Die heutigen Regeln bergen gemäss der SP nicht nur grosse finanzielle Risiken, sondern führen auch dazu, dass der Atomstrom zu billig ist. "Der Atomstrom wird von den künftigen Steuerzahlern subventioniert", kritisierte der Waadtländer Nationalrat Roger Nordmann am Freitag vor den Medien in Bern.

Das Gesetz sieht vor, dass der Rückbau der Atomkraftwerke mit Geldern aus dem Stilllegungs- und dem Entsorgungsfonds finanziert wird, in welche die AKW-Betreiber einzahlen müssen. Ende 2011 lagen 4,3 Milliarden Franken in den Fonds, kosten wird der Rückbau nach Berechnungen der AKW-Betreiber-Organisation Swissnuclear über 11 Milliarden. Damit fehlen aktuell 7 Milliarden Franken.

Rendite viel zu hoch veranschlagt

Laufen die AKW 50 Jahre lang, werden noch 2,5 Milliarden in die Fonds fliessen. Der Rest soll aus den Erträgen der Fonds-Anlagen kommen. Die SP kritisiert nun insbesondere, dass der Bund und die Betreiber mit einer Rendite von 5 Prozent rechnen.

Fielen die Vermögenserträge geringer aus, sei die Lage schnell dramatisch, sagte Nordmann. Selbst bei einer Rendite von 3,5 Prozent würden in Zukunft Milliardenbeträge fehlen. Im Stilllegungsfonds lag die Rendite gemäss Nordmann in den letzten zehn Jahren im Durchschnitt bei 2,1 Prozent, im Entsorgungsfonds bei 1,5 Prozent.

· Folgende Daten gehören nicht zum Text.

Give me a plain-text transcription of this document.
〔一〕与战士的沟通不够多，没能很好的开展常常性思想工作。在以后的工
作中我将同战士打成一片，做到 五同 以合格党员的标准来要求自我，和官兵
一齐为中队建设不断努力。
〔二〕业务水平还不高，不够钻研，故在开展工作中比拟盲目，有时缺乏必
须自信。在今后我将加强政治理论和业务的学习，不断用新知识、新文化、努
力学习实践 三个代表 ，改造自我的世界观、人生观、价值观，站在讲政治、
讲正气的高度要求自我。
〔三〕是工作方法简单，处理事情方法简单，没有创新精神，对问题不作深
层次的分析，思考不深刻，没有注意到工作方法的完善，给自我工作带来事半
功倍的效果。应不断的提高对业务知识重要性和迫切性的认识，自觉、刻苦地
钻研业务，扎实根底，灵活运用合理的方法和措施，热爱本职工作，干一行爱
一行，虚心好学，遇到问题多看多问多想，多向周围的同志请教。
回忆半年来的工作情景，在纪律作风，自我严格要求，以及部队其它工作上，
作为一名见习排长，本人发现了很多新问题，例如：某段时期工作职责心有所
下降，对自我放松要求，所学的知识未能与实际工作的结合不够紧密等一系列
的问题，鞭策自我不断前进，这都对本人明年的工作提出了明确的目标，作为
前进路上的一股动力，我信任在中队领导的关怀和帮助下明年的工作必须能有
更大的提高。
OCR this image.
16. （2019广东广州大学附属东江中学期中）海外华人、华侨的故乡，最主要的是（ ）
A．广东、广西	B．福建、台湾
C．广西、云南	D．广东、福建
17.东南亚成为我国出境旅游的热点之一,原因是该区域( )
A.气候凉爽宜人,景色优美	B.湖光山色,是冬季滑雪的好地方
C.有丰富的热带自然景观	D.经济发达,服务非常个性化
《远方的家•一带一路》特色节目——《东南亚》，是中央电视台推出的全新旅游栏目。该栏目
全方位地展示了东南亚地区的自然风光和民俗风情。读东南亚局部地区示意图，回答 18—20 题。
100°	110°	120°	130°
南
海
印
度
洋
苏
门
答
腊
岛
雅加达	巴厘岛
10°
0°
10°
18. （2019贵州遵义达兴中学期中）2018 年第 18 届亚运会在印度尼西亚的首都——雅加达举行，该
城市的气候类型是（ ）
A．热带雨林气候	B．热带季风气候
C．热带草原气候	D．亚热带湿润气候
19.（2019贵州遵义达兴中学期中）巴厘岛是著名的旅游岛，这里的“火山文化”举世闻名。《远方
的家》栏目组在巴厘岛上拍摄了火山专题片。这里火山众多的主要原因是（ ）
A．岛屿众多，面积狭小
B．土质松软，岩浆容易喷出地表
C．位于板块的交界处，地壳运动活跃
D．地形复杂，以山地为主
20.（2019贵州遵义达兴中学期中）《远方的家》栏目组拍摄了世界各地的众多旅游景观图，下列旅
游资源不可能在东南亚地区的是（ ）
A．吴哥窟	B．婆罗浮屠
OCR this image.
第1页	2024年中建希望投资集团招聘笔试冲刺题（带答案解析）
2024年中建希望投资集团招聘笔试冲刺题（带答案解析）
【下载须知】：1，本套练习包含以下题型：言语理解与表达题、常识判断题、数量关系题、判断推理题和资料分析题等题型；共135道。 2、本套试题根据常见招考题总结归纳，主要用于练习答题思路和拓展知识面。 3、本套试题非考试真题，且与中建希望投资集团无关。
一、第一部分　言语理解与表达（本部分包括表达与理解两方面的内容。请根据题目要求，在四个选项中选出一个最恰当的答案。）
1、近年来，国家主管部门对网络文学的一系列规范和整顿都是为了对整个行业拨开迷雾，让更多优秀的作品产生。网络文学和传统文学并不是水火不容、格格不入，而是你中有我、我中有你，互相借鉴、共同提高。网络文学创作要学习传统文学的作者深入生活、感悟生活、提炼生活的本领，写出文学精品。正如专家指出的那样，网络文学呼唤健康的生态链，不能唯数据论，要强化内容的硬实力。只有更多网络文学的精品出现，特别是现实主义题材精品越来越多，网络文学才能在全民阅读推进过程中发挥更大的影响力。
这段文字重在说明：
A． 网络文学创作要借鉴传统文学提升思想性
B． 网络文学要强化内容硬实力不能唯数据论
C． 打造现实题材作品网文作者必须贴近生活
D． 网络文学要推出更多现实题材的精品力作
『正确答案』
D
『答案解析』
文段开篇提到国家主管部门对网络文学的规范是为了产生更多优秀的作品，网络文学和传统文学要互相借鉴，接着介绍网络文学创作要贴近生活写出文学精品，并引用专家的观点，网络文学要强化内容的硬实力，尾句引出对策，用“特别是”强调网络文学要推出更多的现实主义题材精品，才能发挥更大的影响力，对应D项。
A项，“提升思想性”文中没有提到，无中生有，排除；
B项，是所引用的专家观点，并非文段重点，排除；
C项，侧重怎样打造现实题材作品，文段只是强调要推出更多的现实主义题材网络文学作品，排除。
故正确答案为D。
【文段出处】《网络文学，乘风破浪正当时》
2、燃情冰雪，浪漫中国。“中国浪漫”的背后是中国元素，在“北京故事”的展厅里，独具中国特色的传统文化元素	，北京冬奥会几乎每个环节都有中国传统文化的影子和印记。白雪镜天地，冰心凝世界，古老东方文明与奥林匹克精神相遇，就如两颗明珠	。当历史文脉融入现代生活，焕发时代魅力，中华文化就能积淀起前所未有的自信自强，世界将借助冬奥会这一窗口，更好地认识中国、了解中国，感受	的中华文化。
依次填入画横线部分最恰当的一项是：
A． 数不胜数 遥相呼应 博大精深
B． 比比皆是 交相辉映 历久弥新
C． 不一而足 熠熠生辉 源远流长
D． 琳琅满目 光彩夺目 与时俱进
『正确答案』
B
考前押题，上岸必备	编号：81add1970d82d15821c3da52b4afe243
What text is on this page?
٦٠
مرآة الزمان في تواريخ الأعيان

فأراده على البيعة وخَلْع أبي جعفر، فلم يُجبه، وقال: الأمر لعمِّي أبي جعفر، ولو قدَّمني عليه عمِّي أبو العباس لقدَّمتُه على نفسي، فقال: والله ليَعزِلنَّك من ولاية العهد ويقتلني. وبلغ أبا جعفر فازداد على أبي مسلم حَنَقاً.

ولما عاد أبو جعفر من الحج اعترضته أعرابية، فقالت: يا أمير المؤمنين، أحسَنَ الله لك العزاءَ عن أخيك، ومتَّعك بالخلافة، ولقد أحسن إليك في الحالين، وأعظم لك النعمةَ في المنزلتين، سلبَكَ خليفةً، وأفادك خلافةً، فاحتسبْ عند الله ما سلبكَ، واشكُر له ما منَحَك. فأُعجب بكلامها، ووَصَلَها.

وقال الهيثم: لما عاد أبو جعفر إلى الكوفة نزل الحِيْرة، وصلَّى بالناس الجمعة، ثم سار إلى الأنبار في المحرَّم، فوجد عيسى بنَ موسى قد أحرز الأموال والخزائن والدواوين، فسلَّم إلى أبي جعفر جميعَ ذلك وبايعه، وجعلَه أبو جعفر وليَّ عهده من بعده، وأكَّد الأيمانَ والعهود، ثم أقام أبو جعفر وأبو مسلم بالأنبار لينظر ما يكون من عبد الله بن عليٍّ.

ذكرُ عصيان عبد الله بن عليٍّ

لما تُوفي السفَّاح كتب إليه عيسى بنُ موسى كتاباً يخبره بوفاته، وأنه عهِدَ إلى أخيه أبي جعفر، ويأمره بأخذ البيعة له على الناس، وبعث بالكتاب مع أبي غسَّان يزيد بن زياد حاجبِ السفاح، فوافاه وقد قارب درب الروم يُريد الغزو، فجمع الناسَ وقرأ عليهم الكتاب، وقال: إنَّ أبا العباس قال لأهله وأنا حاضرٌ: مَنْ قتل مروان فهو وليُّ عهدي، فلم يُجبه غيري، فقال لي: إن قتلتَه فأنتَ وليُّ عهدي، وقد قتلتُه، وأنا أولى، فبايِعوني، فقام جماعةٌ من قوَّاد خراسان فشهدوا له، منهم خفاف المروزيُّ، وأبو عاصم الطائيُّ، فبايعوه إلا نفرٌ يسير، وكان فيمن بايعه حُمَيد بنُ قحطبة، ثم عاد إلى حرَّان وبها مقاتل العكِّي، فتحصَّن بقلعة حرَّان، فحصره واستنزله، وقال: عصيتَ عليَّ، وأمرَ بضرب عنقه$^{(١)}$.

Bund prüft Anpassung der Annahmen

Die hohen Renditeerwartungen kritisiert die SP nicht zum ersten Mal. Der Bundesrat betont in seinen Antworten auf entsprechende parlamentarische Vorstösse jeweils, der Bund gehe nebst der Rendite von 5 Prozent auch von einer Teuerungsrate von 3 Prozent aus, woraus eine Realverzinsung von 2 Prozent resultiere. Derzeit prüft der Bund jedoch eine Anpassung der Vorgaben, wie der Bundesrat im Februar festhielt.

Die SP rechnet vor, was dies konkret heissen könnte: Bei einer Teuerungsrate von 3 Prozent und einer Rendite von 3,5 Prozent müssten die Fonds-Einlagen bis zum Ende der Betriebsdauer um 5,7 Milliarden Franken erhöht werden. Und um dies zu finanzieren, müsste der Atomstrom um 1,39 Rappen pro Kilowattstunde verteuert werden.

Teurer als geplant

Aus Sicht der SP ist aber die Wahrscheinlichkeit gross, dass auch das nicht genügt: Bisherige Erfahrungen im Ausland zeigten, dass die tatsächlichen Kosten für den Rückbau höher ausfielen als geplant, gab die Berner Nationalrätin Nadine Masshardt zu bedenken.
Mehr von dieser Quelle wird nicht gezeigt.